Harry threw the little plane into the air and it was up and away into the wide blue yonder, swooping and soaring over dingle, fields and trees. Our small neighbour and his mother came out and watched from their door step. He, very excited, hopped from foot to foot, jumping and pointing as the SuperCub circled overhead and flew swiftly with the wind back over the field.
Going into the wind was more of a struggle - but it held good and steady - we anticipate some fine aerial shots of house and garden. I urge Harry to fly further afield but he thinks there won't be enough charge in the batteries. A few more circuits and a few more dives and it's time to come in to land.
The triumph of hope over experience...
But, oh no! Disaster. A mis-judged dive and the little plane is lodged in the top of a tree. A very tall tree. A mature Ash, going on for 30m high. We stand in silence - it's like the aftermath of air disasters anywhere I guess. The emergency services arrive quickly - in the form of our small neighbour with a very long stick which is, not surprisingly, about 27.5m too short. Bless.

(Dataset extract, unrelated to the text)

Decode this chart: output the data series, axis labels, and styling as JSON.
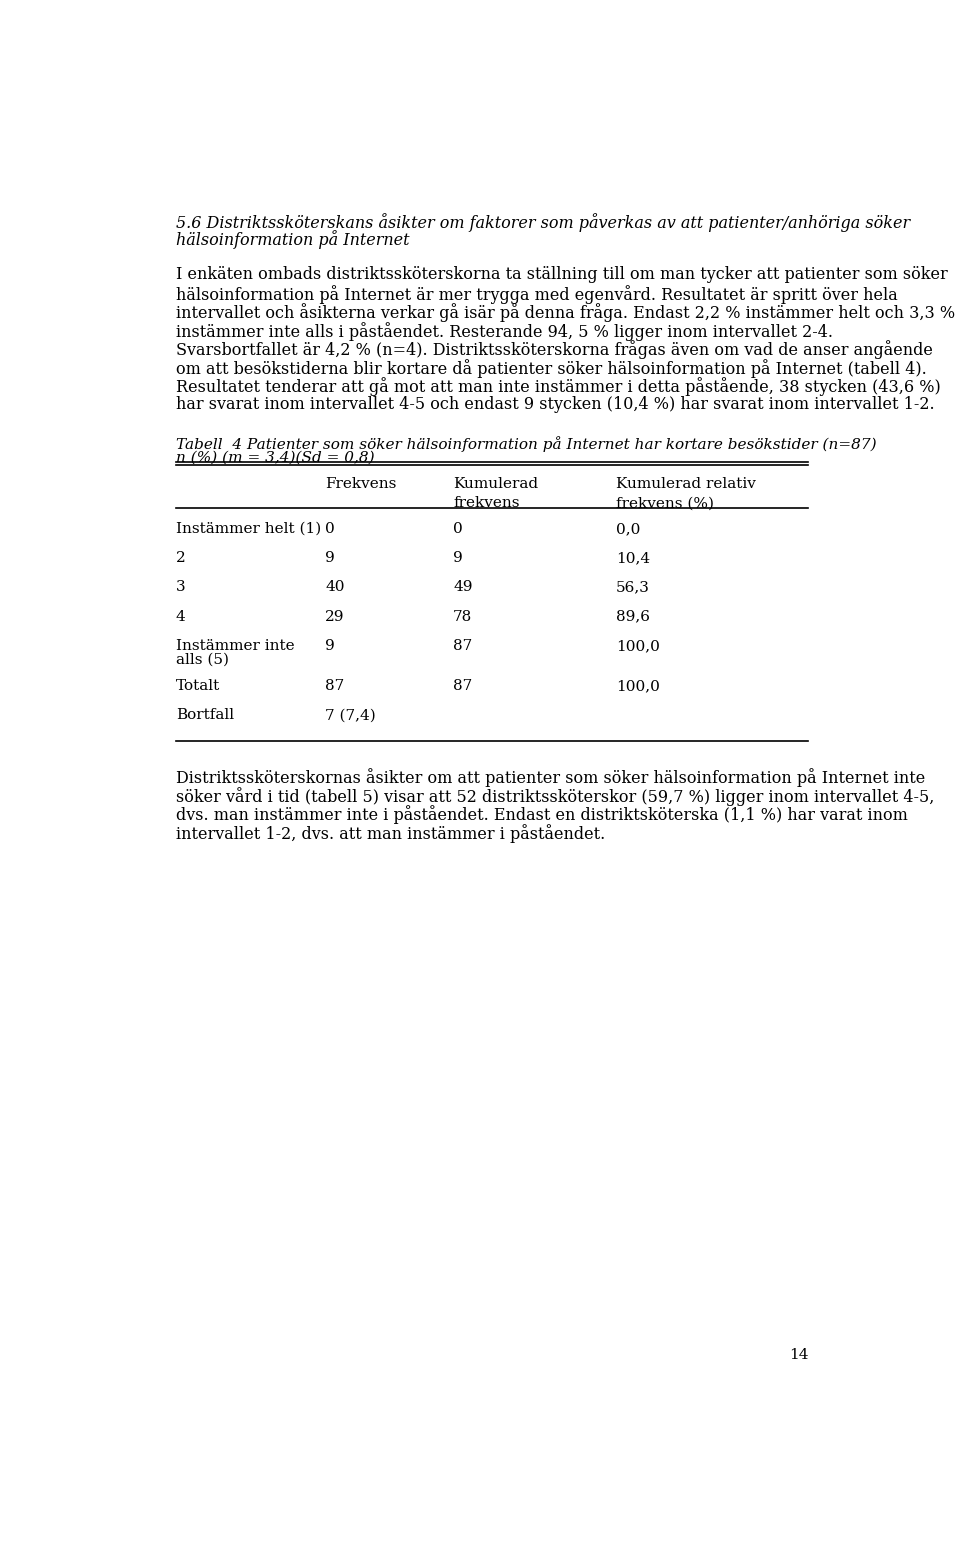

My family of optimists dismiss the idea of climbing up - it's way, way too high - but do try flinging up a weighted cord, bolas - style, like South American gauchos. When that proves unsuccessful they find a bow and fire arrows Robin Hood style with a fishing line attached. We lose an arrow over in the next field and then the bow string breaks - so no success there either. But, hey it's an afternoon's sport! Meanwhile the little plane sinks even more firmly into its twiggy nest.
It's up there somewhere..
We retreat to mull things over. The pilot is taking it very well considering he has just lost his entire fleet. Fortunately we have a tree surgeon coming later in the week and we'll probably be able to persuade him to go up and free the plane. All in day's work.